The robust planning process to transform our pedestrian mall and reopen it to traffic involves various studies which weighed several elements and landmarks within the downtown area including:
- The Clock Tower and fountains
- Economic development opportunities
- Existing businesses and property owners
- General access, garages, and street parking
- Retail storefronts
- Signature community events
- Walking, biking, and streetscape
The following details the studies that guide the downtown revitalization plan.
They identify possibilities for restaurants, retail stores both big and small, and housing. These studies all have resulted in the same conclusion - that, to ensure success, the mall must be opened to traffic to provide better accessibility to patrons.
- Residential Market Study
- Retail Market Analysis
- Downtown Circulation Plan
- Downtown Historic District Presentation
- Cuyahoga Falls Better Block
By Gibbs Planning Group
This study finds that Cuyahoga Falls will have an annual demand for up to 45 new housing units starting in 2017 and continuing to 2030 for a total of up to 585 new housing units. Much of this demand could be met within the downtown, given existing development proposals and future economic development stemming from converting the existing pedestrian mall into a two-way urban street. The demand for new units breaks down into 325 new owner-occupied units and 260 new renter-occupied (multi-family) units by 2030. These new units will appeal to newly formed households, including a mix of young age cohorts, empty nesters and some market-rate active adults/early retirees.

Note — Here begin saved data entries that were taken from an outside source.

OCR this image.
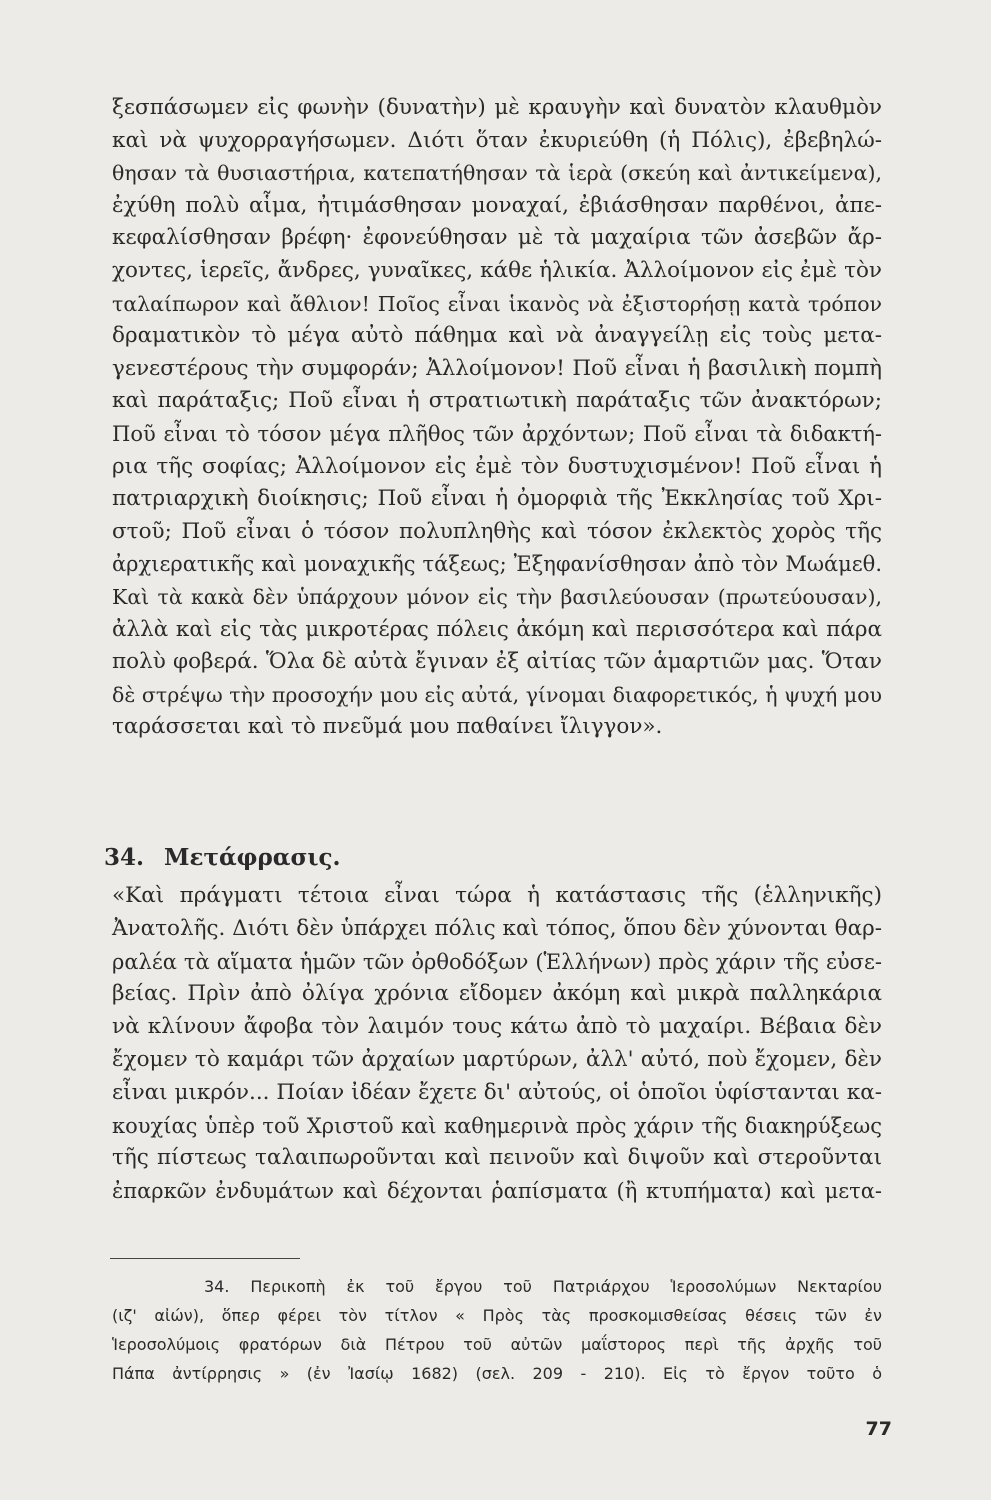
ξεσπάσωμεν εἰς φωνὴν (δυνατὴν) μὲ κραυγὴν καὶ δυνατὸν κλαυθμὸν
καὶ νὰ ψυχορραγήσωμεν. Διότι ὅταν ἐκυριεύθη (ἡ Πόλις), ἐβεβηλώ-
θησαν τὰ θυσιαστήρια, κατεπατήθησαν τὰ ἱερὰ (σκεύη καὶ ἀντικείμενα),
ἐχύθη πολὺ αἷμα, ἠτιμάσθησαν μοναχαί, ἐβιάσθησαν παρθένοι, ἀπε-
κεφαλίσθησαν βρέφη· ἐφονεύθησαν μὲ τὰ μαχαίρια τῶν ἀσεβῶν ἄρ-
χοντες, ἱερεῖς, ἄνδρες, γυναῖκες, κάθε ἡλικία. Ἀλλοίμονον εἰς ἐμὲ τὸν
ταλαίπωρον καὶ ἄθλιον! Ποῖος εἶναι ἱκανὸς νὰ ἐξιστορήσῃ κατὰ τρόπον
δραματικὸν τὸ μέγα αὐτὸ πάθημα καὶ νὰ ἀναγγείλῃ εἰς τοὺς μετα-
γενεστέρους τὴν συμφοράν; Ἀλλοίμονον! Ποῦ εἶναι ἡ βασιλικὴ πομπὴ
καὶ παράταξις; Ποῦ εἶναι ἡ στρατιωτικὴ παράταξις τῶν ἀνακτόρων;
Ποῦ εἶναι τὸ τόσον μέγα πλῆθος τῶν ἀρχόντων; Ποῦ εἶναι τὰ διδακτή-
ρια τῆς σοφίας; Ἀλλοίμονον εἰς ἐμὲ τὸν δυστυχισμένον! Ποῦ εἶναι ἡ
πατριαρχικὴ διοίκησις; Ποῦ εἶναι ἡ ὀμορφιὰ τῆς Ἐκκλησίας τοῦ Χρι-
στοῦ; Ποῦ εἶναι ὁ τόσον πολυπληθὴς καὶ τόσον ἐκλεκτὸς χορὸς τῆς
ἀρχιερατικῆς καὶ μοναχικῆς τάξεως; Ἐξηφανίσθησαν ἀπὸ τὸν Μωάμεθ.
Καὶ τὰ κακὰ δὲν ὑπάρχουν μόνον εἰς τὴν βασιλεύουσαν (πρωτεύουσαν),
ἀλλὰ καὶ εἰς τὰς μικροτέρας πόλεις ἀκόμη καὶ περισσότερα καὶ πάρα
πολὺ φοβερά. Ὅλα δὲ αὐτὰ ἔγιναν ἐξ αἰτίας τῶν ἁμαρτιῶν μας. Ὅταν
δὲ στρέψω τὴν προσοχήν μου εἰς αὐτά, γίνομαι διαφορετικός, ἡ ψυχή μου
ταράσσεται καὶ τὸ πνεῦμά μου παθαίνει ἴλιγγον».
34. Μετάφρασις.
«Καὶ πράγματι τέτοια εἶναι τώρα ἡ κατάστασις τῆς (ἑλληνικῆς)
Ἀνατολῆς. Διότι δὲν ὑπάρχει πόλις καὶ τόπος, ὅπου δὲν χύνονται θαρ-
ραλέα τὰ αἵματα ἡμῶν τῶν ὀρθοδόξων (Ἑλλήνων) πρὸς χάριν τῆς εὐσε-
βείας. Πρὶν ἀπὸ ὀλίγα χρόνια εἴδομεν ἀκόμη καὶ μικρὰ παλληκάρια
νὰ κλίνουν ἄφοβα τὸν λαιμόν τους κάτω ἀπὸ τὸ μαχαίρι. Βέβαια δὲν
ἔχομεν τὸ καμάρι τῶν ἀρχαίων μαρτύρων, ἀλλ' αὐτό, ποὺ ἔχομεν, δὲν
εἶναι μικρόν... Ποίαν ἰδέαν ἔχετε δι' αὐτούς, οἱ ὁποῖοι ὑφίστανται κα-
κουχίας ὑπὲρ τοῦ Χριστοῦ καὶ καθημερινὰ πρὸς χάριν τῆς διακηρύξεως
τῆς πίστεως ταλαιπωροῦνται καὶ πεινοῦν καὶ διψοῦν καὶ στεροῦνται
ἐπαρκῶν ἐνδυμάτων καὶ δέχονται ῥαπίσματα (ἢ κτυπήματα) καὶ μετα-
34. Περικοπὴ ἐκ τοῦ ἔργου τοῦ Πατριάρχου Ἱεροσολύμων Νεκταρίου
(ιζ' αἰών), ὅπερ φέρει τὸν τίτλον « Πρὸς τὰς προσκομισθείσας θέσεις τῶν ἐν
Ἱεροσολύμοις φρατόρων διὰ Πέτρου τοῦ αὐτῶν μαΐστορος περὶ τῆς ἀρχῆς τοῦ
Πάπα ἀντίρρησις » (ἐν Ἰασίῳ 1682) (σελ. 209 - 210). Εἰς τὸ ἔργον τοῦτο ὁ
77
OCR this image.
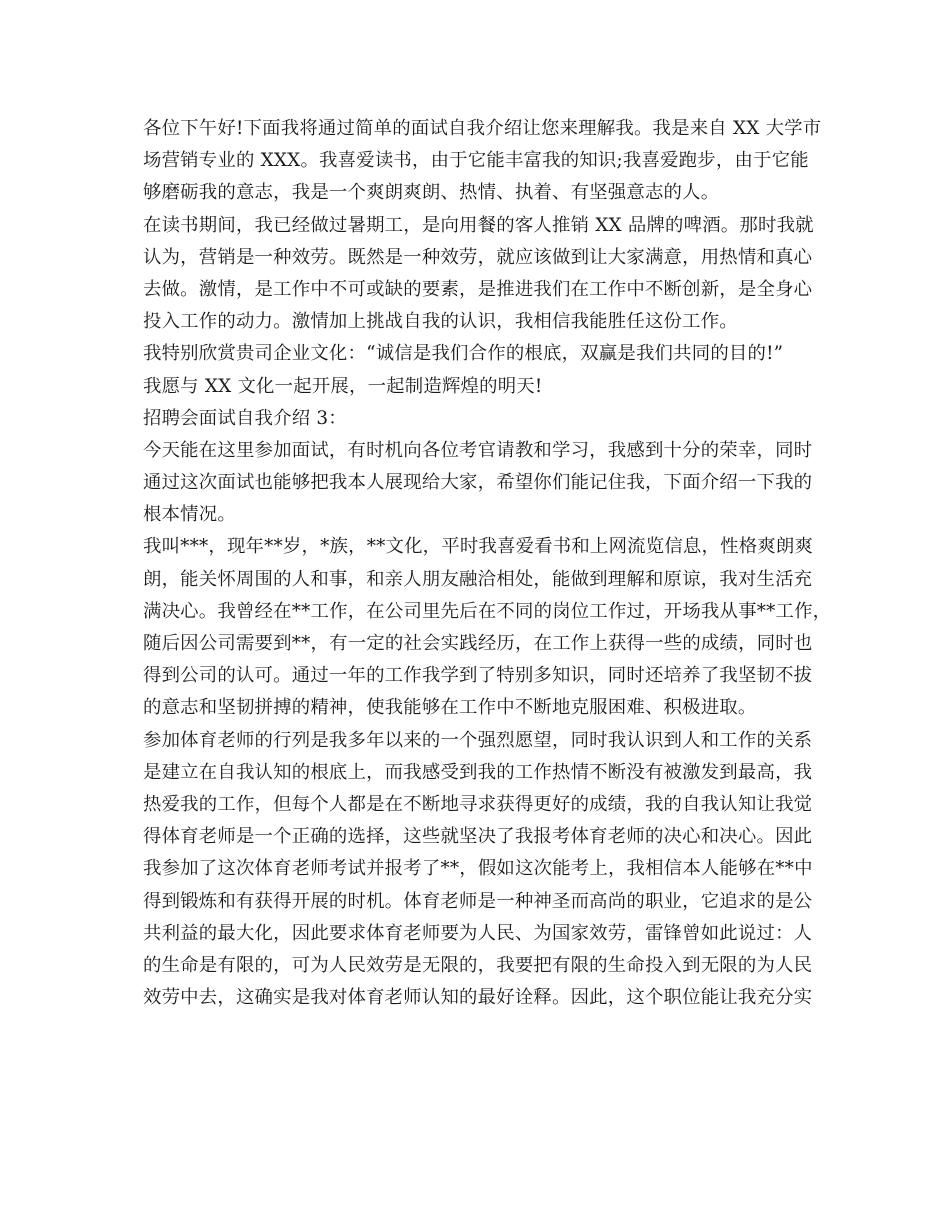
各位下午好!下面我将通过简单的面试自我介绍让您来理解我。我是来自 XX 大学市
场营销专业的 XXX。我喜爱读书，由于它能丰富我的知识;我喜爱跑步，由于它能
够磨砺我的意志，我是一个爽朗爽朗、热情、执着、有坚强意志的人。
在读书期间，我已经做过暑期工，是向用餐的客人推销 XX 品牌的啤酒。那时我就
认为，营销是一种效劳。既然是一种效劳，就应该做到让大家满意，用热情和真心
去做。激情，是工作中不可或缺的要素，是推进我们在工作中不断创新，是全身心
投入工作的动力。激情加上挑战自我的认识，我相信我能胜任这份工作。
我特别欣赏贵司企业文化：“诚信是我们合作的根底，双赢是我们共同的目的!”
我愿与 XX 文化一起开展，一起制造辉煌的明天!
招聘会面试自我介绍 3：
今天能在这里参加面试，有时机向各位考官请教和学习，我感到十分的荣幸，同时
通过这次面试也能够把我本人展现给大家，希望你们能记住我，下面介绍一下我的
根本情况。
我叫***，现年**岁，*族，**文化，平时我喜爱看书和上网流览信息，性格爽朗爽
朗，能关怀周围的人和事，和亲人朋友融洽相处，能做到理解和原谅，我对生活充
满决心。我曾经在**工作，在公司里先后在不同的岗位工作过，开场我从事**工作，
随后因公司需要到**，有一定的社会实践经历，在工作上获得一些的成绩，同时也
得到公司的认可。通过一年的工作我学到了特别多知识，同时还培养了我坚韧不拔
的意志和坚韧拼搏的精神，使我能够在工作中不断地克服困难、积极进取。
参加体育老师的行列是我多年以来的一个强烈愿望，同时我认识到人和工作的关系
是建立在自我认知的根底上，而我感受到我的工作热情不断没有被激发到最高，我
热爱我的工作，但每个人都是在不断地寻求获得更好的成绩，我的自我认知让我觉
得体育老师是一个正确的选择，这些就坚决了我报考体育老师的决心和决心。因此
我参加了这次体育老师考试并报考了**，假如这次能考上，我相信本人能够在**中
得到锻炼和有获得开展的时机。体育老师是一种神圣而高尚的职业，它追求的是公
共利益的最大化，因此要求体育老师要为人民、为国家效劳，雷锋曾如此说过：人
的生命是有限的，可为人民效劳是无限的，我要把有限的生命投入到无限的为人民
效劳中去，这确实是我对体育老师认知的最好诠释。因此，这个职位能让我充分实
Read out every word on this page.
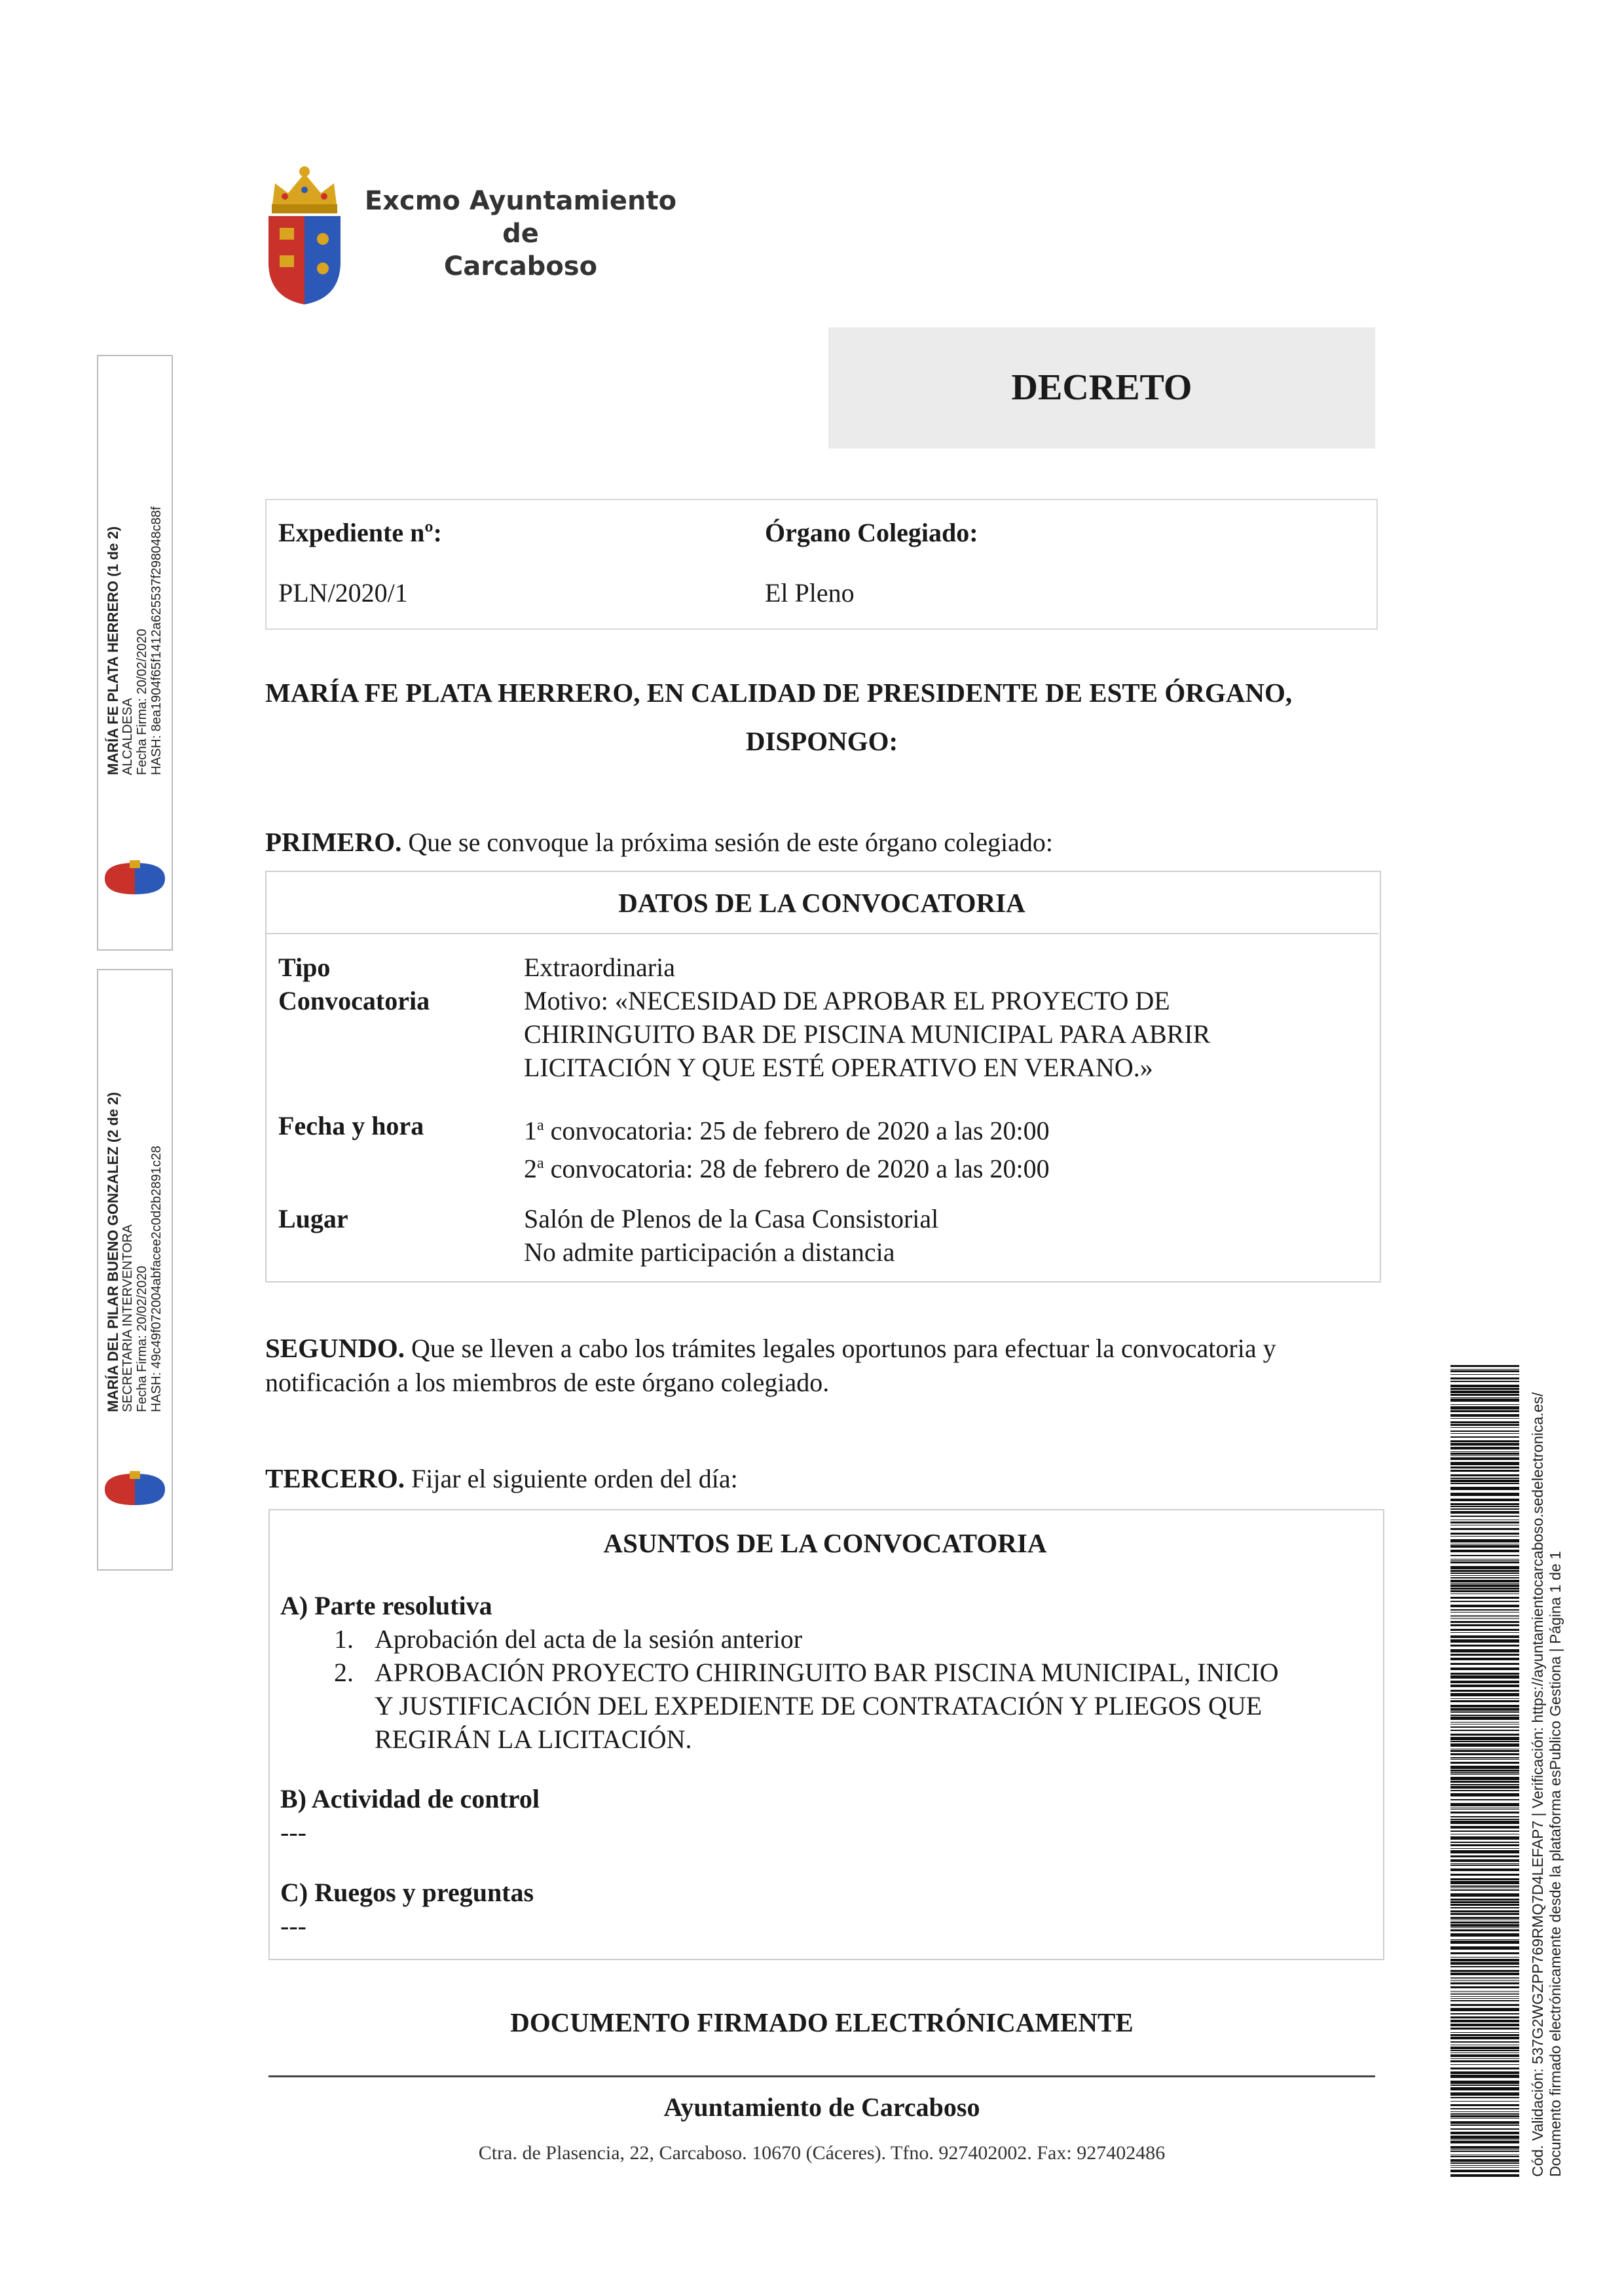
Excmo Ayuntamiento
de
Carcaboso
DECRETO
Expediente nº:
PLN/2020/1
Órgano Colegiado:
El Pleno
MARÍA FE PLATA HERRERO, EN CALIDAD DE PRESIDENTE DE ESTE ÓRGANO,
DISPONGO:
PRIMERO. Que se convoque la próxima sesión de este órgano colegiado:
DATOS DE LA CONVOCATORIA
Tipo
Convocatoria
Extraordinaria
Motivo: «NECESIDAD DE APROBAR EL PROYECTO DE
CHIRINGUITO BAR DE PISCINA MUNICIPAL PARA ABRIR
LICITACIÓN Y QUE ESTÉ OPERATIVO EN VERANO.»
Fecha y hora	1$^a$ convocatoria: 25 de febrero de 2020 a las 20:00
2$^a$ convocatoria: 28 de febrero de 2020 a las 20:00
Lugar	Salón de Plenos de la Casa Consistorial
No admite participación a distancia
SEGUNDO. Que se lleven a cabo los trámites legales oportunos para efectuar la convocatoria y
notificación a los miembros de este órgano colegiado.
TERCERO. Fijar el siguiente orden del día:
ASUNTOS DE LA CONVOCATORIA
A) Parte resolutiva
1. Aprobación del acta de la sesión anterior
2. APROBACIÓN PROYECTO CHIRINGUITO BAR PISCINA MUNICIPAL, INICIO
Y JUSTIFICACIÓN DEL EXPEDIENTE DE CONTRATACIÓN Y PLIEGOS QUE
REGIRÁN LA LICITACIÓN.
B) Actividad de control
---
C) Ruegos y preguntas
---
DOCUMENTO FIRMADO ELECTRÓNICAMENTE
Ayuntamiento de Carcaboso
Ctra. de Plasencia, 22, Carcaboso. 10670 (Cáceres). Tfno. 927402002. Fax: 927402486
MARÍA FE PLATA HERRERO (1 de 2) ALCALDESA Fecha Firma: 20/02/2020 HASH: 8ea1904f65f1412a625537f298048c88f
MARÍA DEL PILAR BUENO GONZALEZ (2 de 2) SECRETARIA INTERVENTORA Fecha Firma: 20/02/2020 HASH: 49c49f072004abfacee2c0d2b2891c28
Cód. Validación: 537G2WGZPP769RMQ7D4LEFAP7 | Verificación: https://ayuntamientocarcaboso.sedelectronica.es/ Documento firmado electrónicamente desde la plataforma esPublico Gestiona | Página 1 de 1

Learn more: Residential Market Study
By Gibbs Planning Group
This study finds that re-opening downtown Cuyahoga Falls to automobile traffic would likely enable the study area to support an additional 215,350 square feet of retail and restaurant development, generating over $60.4 million in new sales. By 2021, continued development in the study area and household income growth could increase potential sales to $65.9 million. The demand could partially be absorbed by existing businesses and/or with the opening of 95 to 115 new restaurants and stores.
Filling existing vacancies and new development in the study area can provide needed goods and services for the existing surrounding consumer base of nearby residents, employees and visitors. Furthermore, attracting a critical mass of retailers and restaurants downtown can reestablish the historic commercial, social and civic functions to the core of Cuyahoga Falls.
Learn more: Retail Market Study
The circulation plan looks to address the reopening of the Downtown Pedestrian Mall through a variety of alternatives for converting Front, Second, & Oakwood into a two-way operation and for reconfiguring the Route 8 Interchange. This analysis includes parking and traffic projection models, comparative community developments and public input for recommendations on the best way forward.
By Naylor Wellman
The historic presentation works to determine the boundaries for a local historic district(s) within the Cuyahoga River Planning Area and create an accessible resource of historical and architectural information on significant buildings for use by the Design & Historic Review Board, and with on-going historic preservation planning directives.
By 427 Design
The purpose behind the Better Block concept is to work with cities, developers, and stakeholders to create quick, inexpensive, high-impact changes that improve and revitalize underused properties and highlight the potential for creating great “Complete Streets.”
Participants from the 2016 Better Block event had an opportunity to test ideas and provide feedback on the downtown transformation project.